I've been thinking today about this contradiction: saying too little and asking too much.
First, saying too little. This morning as we drove by the main square here in Chengdu, we noticed throngs of policemen in dark blue uniforms herding people onto two big tour buses. It was clear that the police were breaking up a protest of some sort - the people on the buses were pressing sheets of paper with printed messages to the bus windows. A police loudspeaker broadcast the message, "These people were breaking the law! Please disperse!" and warned that spectators might get in trouble, too. It turned out the protesters were government workers who were demonstrating over missing pension payments. "At least let us be able to feed ourselves!" they shouted as they were moved onto the buses to be taken away. The gigantic statue of Chairman Mao that stands at one end of Tianfu Square watched over the tumult.
Now, if I'd been in the States, my instinct would have been to jump out of the cab and start rolling tape and asking questions. But here, I'm very mindful that I stand out as a western reporter, and that authorities are keeping tabs on what we do and where we go. As the earthquake anniversary approaches, new rules require that Western media register with local authorities in each area we want to visit, and get a media pass.
I'm not used to muzzling myself or my curiosity as a reporter, and this was an uncomfortable thought: do I write about this protest? will I jeopardize our long-planned stay here if I do? how sensitive an issue is this? how much self-censorship can I stand? Even as I write this blog post, I'm choosing my words very carefully.

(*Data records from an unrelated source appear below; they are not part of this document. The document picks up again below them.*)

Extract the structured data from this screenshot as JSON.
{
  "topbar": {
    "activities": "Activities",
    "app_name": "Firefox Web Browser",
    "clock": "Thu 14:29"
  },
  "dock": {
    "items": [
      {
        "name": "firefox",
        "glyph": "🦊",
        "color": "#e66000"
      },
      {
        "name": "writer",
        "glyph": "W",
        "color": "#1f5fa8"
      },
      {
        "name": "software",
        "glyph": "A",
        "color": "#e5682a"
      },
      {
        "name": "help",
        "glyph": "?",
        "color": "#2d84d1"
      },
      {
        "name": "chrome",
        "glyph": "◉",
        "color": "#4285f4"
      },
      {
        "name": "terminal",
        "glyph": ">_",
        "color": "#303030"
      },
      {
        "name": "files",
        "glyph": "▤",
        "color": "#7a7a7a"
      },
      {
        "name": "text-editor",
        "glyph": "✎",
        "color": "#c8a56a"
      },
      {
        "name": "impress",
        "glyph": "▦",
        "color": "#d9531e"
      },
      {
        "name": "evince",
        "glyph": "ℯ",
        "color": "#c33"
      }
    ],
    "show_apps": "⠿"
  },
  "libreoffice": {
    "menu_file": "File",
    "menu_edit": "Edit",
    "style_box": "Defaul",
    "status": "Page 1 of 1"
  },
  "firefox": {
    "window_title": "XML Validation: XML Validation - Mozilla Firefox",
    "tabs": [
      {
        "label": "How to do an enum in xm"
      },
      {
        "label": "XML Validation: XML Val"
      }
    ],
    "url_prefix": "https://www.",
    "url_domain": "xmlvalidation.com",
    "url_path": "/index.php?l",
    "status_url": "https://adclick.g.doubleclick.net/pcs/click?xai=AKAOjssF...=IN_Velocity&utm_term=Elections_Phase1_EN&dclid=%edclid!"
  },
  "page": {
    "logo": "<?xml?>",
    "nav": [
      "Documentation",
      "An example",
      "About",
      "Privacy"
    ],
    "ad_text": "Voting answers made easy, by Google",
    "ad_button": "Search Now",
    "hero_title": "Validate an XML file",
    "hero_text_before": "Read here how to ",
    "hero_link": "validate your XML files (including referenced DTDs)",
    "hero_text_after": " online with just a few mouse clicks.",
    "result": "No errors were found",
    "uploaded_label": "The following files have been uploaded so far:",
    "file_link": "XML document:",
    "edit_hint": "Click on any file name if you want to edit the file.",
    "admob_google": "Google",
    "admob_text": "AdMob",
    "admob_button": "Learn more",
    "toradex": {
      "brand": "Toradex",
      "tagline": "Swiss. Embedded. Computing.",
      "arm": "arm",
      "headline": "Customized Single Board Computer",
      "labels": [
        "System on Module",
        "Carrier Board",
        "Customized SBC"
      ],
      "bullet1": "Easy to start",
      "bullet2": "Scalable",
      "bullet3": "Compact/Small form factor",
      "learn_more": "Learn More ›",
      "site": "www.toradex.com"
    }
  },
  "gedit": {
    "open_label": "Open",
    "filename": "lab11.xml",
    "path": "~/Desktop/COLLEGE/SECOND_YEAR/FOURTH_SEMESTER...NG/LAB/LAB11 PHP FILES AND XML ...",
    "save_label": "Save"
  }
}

Contrast that reticence with my discomfort over whether I'm asking too much. I spent today talking with survivors of the earthquake who were left with traumatic injuries. Nearly one year after the earthquake, they're still in the hospital. In the course of our conversations, I would ask them to describe what happened to them during the earthquake - how long they were trapped under the debris - how they were finally rescued - if others around them died. I tried to do this with sensitivity and care, but I knew I was asking them to relive an unimaginably agonizing chapter of their lives. They answered me with grace and candor.
I know I'll be having many more conversations like this over the next few weeks, and I'll have in the back of my mind the haunting story of Feng Xiang, a local public affairs official in Beichuan, who committed suicide on Monday. Feng's seven-year-old son was killed in the earthquake last May. On the day he hanged himself, Feng wrote a blog post which included these exhausted words: "I really find it too painful to be living. Please let me rest."
I've been thinking that in his job with the local government, Feng would likely have dealt with reporters like me: bringing people to the disaster area and answering their questions about what happened, over and over. How might that have compounded his grief?
In his final blog post, Feng addressed his dead son, Feng Hanmo: "I will come to you and be together with you forever. Please believe in a father's deepest love for you." On Wednesday, Feng Xiang was buried under a tree at a primary school where his son is also buried.